CERPEN 2010 – KARYA PUTU
WIJAYA
|
Tak terasa 2010 datang. Semua orang
bertanya, apa yang akan terjadi?
“Kalau boleh memilih, lebih baik
para koruptor, manipulator tertidur pulas semuanya. Negara kita akan aman.
Ketimbang banyaknya para dermawan yang rajin menyumbang bencana alam ataupun
kemiskinan, yang akhirnya jadi dagelan, karena semua jatuhnya bukan ke tangan
korban yang sebenarnya!” kata seorang tetangga.
Saya manggut-manggut.
“Setuju. Tapi kalau dipikir-pikir,
segala bencana yang menimpa kita itu sebenarnya sebuah pembelajaran!” jawab
saya, “Bayangkan, dengan adanya berbagai rongrongan, justru hukum kita, para
cendekiawan kita, para politisi kita, bahkan juga wartawan dan rakyat jelata,
jadi terlatih untuk bersikap awas dan kritis! Ya, nggak?!”

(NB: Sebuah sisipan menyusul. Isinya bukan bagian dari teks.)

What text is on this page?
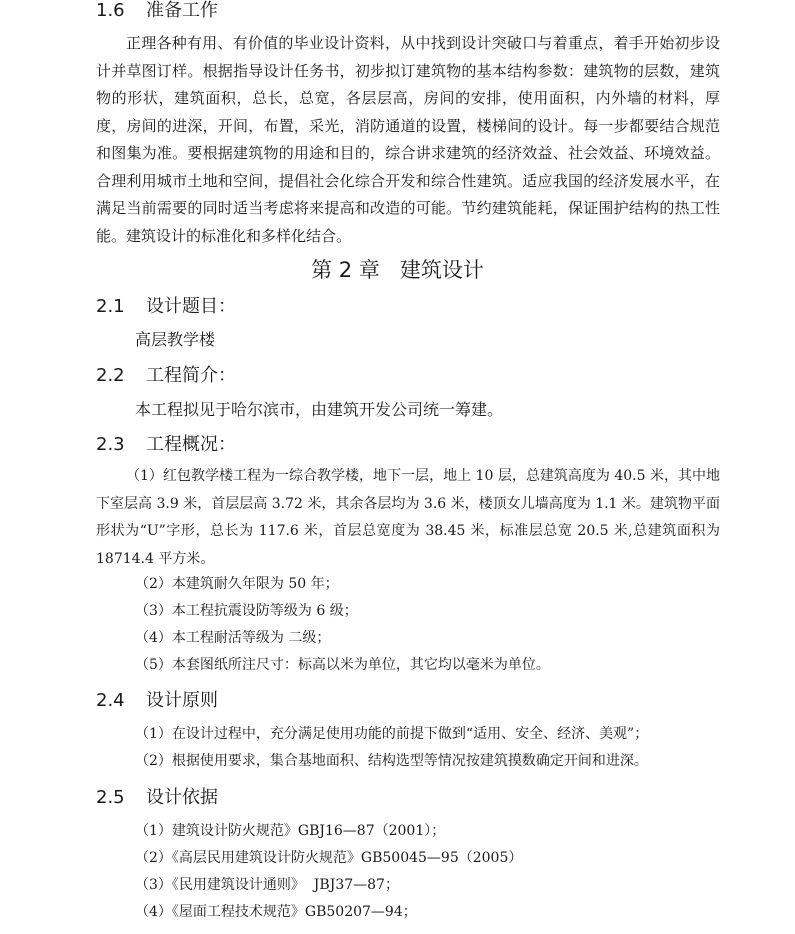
1.6 准备工作
正理各种有用、有价值的毕业设计资料，从中找到设计突破口与着重点，着手开始初步设计并草图订样。根据指导设计任务书，初步拟订建筑物的基本结构参数：建筑物的层数，建筑物的形状，建筑面积，总长，总宽，各层层高，房间的安排，使用面积，内外墙的材料，厚度，房间的进深，开间，布置，采光，消防通道的设置，楼梯间的设计。每一步都要结合规范和图集为准。要根据建筑物的用途和目的，综合讲求建筑的经济效益、社会效益、环境效益。合理利用城市土地和空间，提倡社会化综合开发和综合性建筑。适应我国的经济发展水平，在满足当前需要的同时适当考虑将来提高和改造的可能。节约建筑能耗，保证围护结构的热工性能。建筑设计的标准化和多样化结合。
第 2 章 建筑设计
2.1 设计题目：
高层教学楼
2.2 工程简介：
本工程拟见于哈尔滨市，由建筑开发公司统一筹建。
2.3 工程概况：
（1）红包教学楼工程为一综合教学楼，地下一层，地上 10 层，总建筑高度为 40.5 米，其中地下室层高 3.9 米，首层层高 3.72 米，其余各层均为 3.6 米，楼顶女儿墙高度为 1.1 米。建筑物平面形状为“U”字形，总长为 117.6 米，首层总宽度为 38.45 米，标准层总宽 20.5 米,总建筑面积为 18714.4 平方米。
（2）本建筑耐久年限为 50 年；
（3）本工程抗震设防等级为 6 级；
（4）本工程耐活等级为 二级；
（5）本套图纸所注尺寸：标高以米为单位，其它均以毫米为单位。
2.4 设计原则
（1）在设计过程中，充分满足使用功能的前提下做到“适用、安全、经济、美观”；
（2）根据使用要求，集合基地面积、结构选型等情况按建筑摸数确定开间和进深。
2.5 设计依据
（1）建筑设计防火规范》GBJ16—87（2001）；
（2）《高层民用建筑设计防火规范》GB50045—95（2005）
（3）《民用建筑设计通则》  JBJ37—87；
（4）《屋面工程技术规范》GB50207—94；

Tetangga itu ganti manggut-manggut.
“Memang dalam ilmu persilatan,
pendekar-pendekar dari Shaolin itu berlatih dengan cara disiksa! Tapi bangsa
ini kan bukan pendekar silat. Jangankan main silat, memainkan lidah saja tidak
mampu karena tiap hari sudah kena tipu. Yang kita perlukan di tahun 2010 adalah
kiamatnya kejahatan, matinya semua koruptor dan manipulator, termasuk
pemimpin-pemimpin yang hanya memperkaya dirinya sendiri! Supaya rakyat banyak
bisa hidup! Selama mereka yang hidup kita akan terus dikubur!”
Tanpa peduli reaksi saya tetangga
itu kontan cabut pergi. Saya lalu pulang dan menjual kembali obrolan itu di
rumah.
“Jadi kita wajib mensyukuri juga
segala rongrongan yang sudah terjadi, karena berkat itulah kita menjadi dewasa.
Lihat saja, kalau tidak ada pencuri yang membobol rumah kita, kita tidak akan
pasang terali besi, sehingga ketika tetangga-tetangga habis disikat oleh
pencuri, satu-satunya yang selamat adalah rumah kita ini,” kata saya berpidato
di depan siapa lagi kalau bukan istri.
Tapi seperti biasa, istri saya sama
sekali tidak menanggapi. Saya terpaksa mencari anak saya.
“Bagaimana pendapatmu, Ami?”
“Tentang apa?”
“Apa yang kamu harapkan akan terjadi
di tahun 2010?”
“Hanya satu!”
“Apa?”
“Bapak beli mobil!”
Saya kecewa.
“Jawaban kamu menunjukkan bahwa kamu
juga sudah terperangkap pada kebutuhan materi! Semua diukur dengan mobil. Kamu
payah, Ami!”
Ami tertawa.
“Habis yang ditanya harapan.”
“Memang! Tapi jangan salah! Harapan
itu bukan mimpi. Itu namanya ngelamun. Harapan itu keinginan keras untuk
mewujudkan sesuatu yang ada hubungannya dengan kebersamaan. Jangan hanya untuk
kepentingan diri sendiri, thok!”
Saya hampir saja memberi kuliah
panjang lebar, keburu istri saya muncul dari rumah tetangga.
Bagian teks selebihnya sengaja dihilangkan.